Illustration d'une consultation médicale entre un médecin et une patiente. — DURAND FLORENCE/SIPA

Aussi verte soit-elle, la carte vitale n’a jamais autant ressemblé à une carte bleue. En 2017, la généralisation du tiers payant à l’ensemble des patients les exonérera de toute avance de frais lors des consultations. Marisol Touraine a officialisé jeudi cette mesure lors de la présentation de la prochaine loi de Santé dans un souci d’égalité dans l’accès aux soins. La ministre des Affaires sociales a bien précisé qu’elle ne changerait «en rien la liberté du mode d’exercice des médecins». Pourtant plusieurs syndicats de praticiens s’inquiètent déjà des conséquences de cette généralisation.

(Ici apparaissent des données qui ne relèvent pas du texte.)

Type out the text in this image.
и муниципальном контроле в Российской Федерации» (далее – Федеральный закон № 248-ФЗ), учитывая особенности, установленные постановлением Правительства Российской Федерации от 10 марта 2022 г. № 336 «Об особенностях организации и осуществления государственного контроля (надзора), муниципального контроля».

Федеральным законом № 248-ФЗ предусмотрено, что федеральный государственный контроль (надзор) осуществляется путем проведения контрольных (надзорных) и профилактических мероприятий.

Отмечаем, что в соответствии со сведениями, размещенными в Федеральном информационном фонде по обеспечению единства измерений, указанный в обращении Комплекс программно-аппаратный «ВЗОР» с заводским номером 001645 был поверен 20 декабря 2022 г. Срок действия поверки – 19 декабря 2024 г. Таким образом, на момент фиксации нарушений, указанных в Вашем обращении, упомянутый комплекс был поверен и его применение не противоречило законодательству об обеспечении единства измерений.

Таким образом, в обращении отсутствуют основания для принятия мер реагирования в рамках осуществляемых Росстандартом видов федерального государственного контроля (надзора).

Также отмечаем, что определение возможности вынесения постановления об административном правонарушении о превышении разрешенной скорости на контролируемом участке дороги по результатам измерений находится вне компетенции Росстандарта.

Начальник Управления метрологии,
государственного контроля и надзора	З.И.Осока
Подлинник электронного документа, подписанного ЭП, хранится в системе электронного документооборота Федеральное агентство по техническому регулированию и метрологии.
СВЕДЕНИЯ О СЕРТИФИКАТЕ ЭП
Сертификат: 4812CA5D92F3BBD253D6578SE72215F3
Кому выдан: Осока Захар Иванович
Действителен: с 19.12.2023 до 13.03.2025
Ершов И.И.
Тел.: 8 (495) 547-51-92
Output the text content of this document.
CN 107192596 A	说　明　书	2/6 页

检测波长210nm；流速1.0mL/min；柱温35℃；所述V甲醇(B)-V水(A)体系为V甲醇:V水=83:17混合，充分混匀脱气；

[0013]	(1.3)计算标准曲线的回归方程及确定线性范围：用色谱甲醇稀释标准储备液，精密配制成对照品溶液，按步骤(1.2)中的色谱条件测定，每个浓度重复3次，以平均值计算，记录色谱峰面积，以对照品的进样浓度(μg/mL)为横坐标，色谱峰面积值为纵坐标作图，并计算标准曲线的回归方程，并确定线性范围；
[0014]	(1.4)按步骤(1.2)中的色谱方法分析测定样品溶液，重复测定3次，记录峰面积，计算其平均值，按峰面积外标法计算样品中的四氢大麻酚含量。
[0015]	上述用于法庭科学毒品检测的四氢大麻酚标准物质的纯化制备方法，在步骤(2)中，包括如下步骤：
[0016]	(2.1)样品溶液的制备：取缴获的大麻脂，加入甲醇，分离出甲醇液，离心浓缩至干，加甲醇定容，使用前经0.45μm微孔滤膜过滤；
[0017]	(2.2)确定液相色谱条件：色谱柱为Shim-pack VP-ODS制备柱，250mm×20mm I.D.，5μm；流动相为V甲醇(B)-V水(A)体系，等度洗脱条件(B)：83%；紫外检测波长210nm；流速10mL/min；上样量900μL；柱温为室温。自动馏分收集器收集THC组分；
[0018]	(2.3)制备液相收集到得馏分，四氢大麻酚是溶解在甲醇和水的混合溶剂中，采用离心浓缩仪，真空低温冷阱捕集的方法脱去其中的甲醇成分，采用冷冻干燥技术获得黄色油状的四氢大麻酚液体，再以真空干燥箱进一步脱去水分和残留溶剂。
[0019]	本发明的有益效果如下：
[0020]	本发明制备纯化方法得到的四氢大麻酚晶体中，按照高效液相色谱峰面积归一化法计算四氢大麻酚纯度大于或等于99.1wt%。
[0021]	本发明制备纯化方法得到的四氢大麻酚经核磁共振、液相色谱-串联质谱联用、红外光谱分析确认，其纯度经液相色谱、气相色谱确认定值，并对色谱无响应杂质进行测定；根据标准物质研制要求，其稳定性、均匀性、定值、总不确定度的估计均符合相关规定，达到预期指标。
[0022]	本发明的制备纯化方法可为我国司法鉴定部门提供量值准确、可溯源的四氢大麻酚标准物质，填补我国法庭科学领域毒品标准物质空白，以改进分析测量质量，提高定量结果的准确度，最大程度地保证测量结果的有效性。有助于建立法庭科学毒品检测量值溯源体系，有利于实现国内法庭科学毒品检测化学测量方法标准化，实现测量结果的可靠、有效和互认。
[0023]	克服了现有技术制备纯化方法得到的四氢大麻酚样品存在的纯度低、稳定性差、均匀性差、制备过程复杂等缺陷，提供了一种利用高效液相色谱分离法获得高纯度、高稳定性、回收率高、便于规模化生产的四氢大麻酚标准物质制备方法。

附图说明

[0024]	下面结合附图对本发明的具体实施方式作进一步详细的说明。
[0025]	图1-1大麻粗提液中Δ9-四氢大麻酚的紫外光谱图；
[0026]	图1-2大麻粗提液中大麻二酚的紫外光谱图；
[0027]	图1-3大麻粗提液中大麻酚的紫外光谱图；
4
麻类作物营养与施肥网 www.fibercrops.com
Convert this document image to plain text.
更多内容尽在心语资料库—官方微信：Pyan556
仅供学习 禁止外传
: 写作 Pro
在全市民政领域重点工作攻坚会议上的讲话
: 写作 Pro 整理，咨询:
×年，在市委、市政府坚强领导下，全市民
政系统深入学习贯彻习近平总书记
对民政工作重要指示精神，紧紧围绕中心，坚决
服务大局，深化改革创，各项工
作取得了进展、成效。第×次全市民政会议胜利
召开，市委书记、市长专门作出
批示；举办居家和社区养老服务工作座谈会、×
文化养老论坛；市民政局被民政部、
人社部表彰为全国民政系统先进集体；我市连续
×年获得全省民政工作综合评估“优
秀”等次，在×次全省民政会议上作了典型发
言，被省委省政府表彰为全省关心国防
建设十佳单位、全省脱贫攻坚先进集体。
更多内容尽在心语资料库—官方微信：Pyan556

«C’est un effet d’annonce. Un truc démagogique», tonne le docteur Françoise Coux, membre du bureau du FMF (Fédération des médecins de France), syndicat aux prises de parti tranchées. «Le tiers payant existe déjà pour les gens qui en ont besoin. Là, rien n’est planifié derrière. On ne peut pas passer un tiers de notre temps à faire de la paperasse!» En l’absence de paiement en cabinet, il appartiendra désormais au médecin d’envoyer à la Sécu et à la mutuelle du patient les documents nécessaires pour le versement des 23 euros d’une consultation classique (15,10 euros remboursés par l’assurance maladie et 6,90 par la complémentaire. Un euro reste à la charge du patient).

«On nous voit comme des nantis qui roulent en Porsche»

Cette charge de travail supplémentaire inquiète aussi le syndicat modéré MG France qui réclame avant tout la création d’un guichet unique pour les frais de gestion. «Les mutuelles et le régime obligatoire doivent s’entendre pour permettre facturation et règlement en un seul flux. On ne veut pas courir derrière le ticket modérateur qui manque. Ce n’est pas de la médecine, ça ne nous intéresse absolument pas», poursuit François Wilthien, vice-président de MG France. En clair, le temps administratif, ne doit pas pénaliser le temps médical d’autant que les médecins ont parfois du mal à obtenir le paiement des mutuelles.

Les médecins parlent aussi d’un manque à gagner en cas de mise en place d’un payeur général. «Et on ne peut pas se le permettre! On nous voit tous comme des nantis qui roulent en Porsche. Mais ce n’est pas le cas», embraye le docteur Coux tout en dénonçant une modification du rapport entre médecin et patients. Pour la ministre, l’exemple de la CMU montre qu’il n’y a pas eu d’explosion du recours aux soins après son instauration. Pourtant, dans les faits, les abus seraient fréquents: «La gratuité déresponsabilise en partie le patient. Malheureusement, c’est ce qu’on constate avec la CMU. Les personnes bénéficiaires se permettent plus de louper les rendez-vous», poursuit le docteur Coux. D’autres médecins parlent clairement d’une banalisation de l’acte, d’un manque de respect de la part de patients exigeant parfois la prescription de médicaments coûteux qu’ils récupéreront en pharmacie… où le tiers payant est déjà généralisé depuis quinze ans.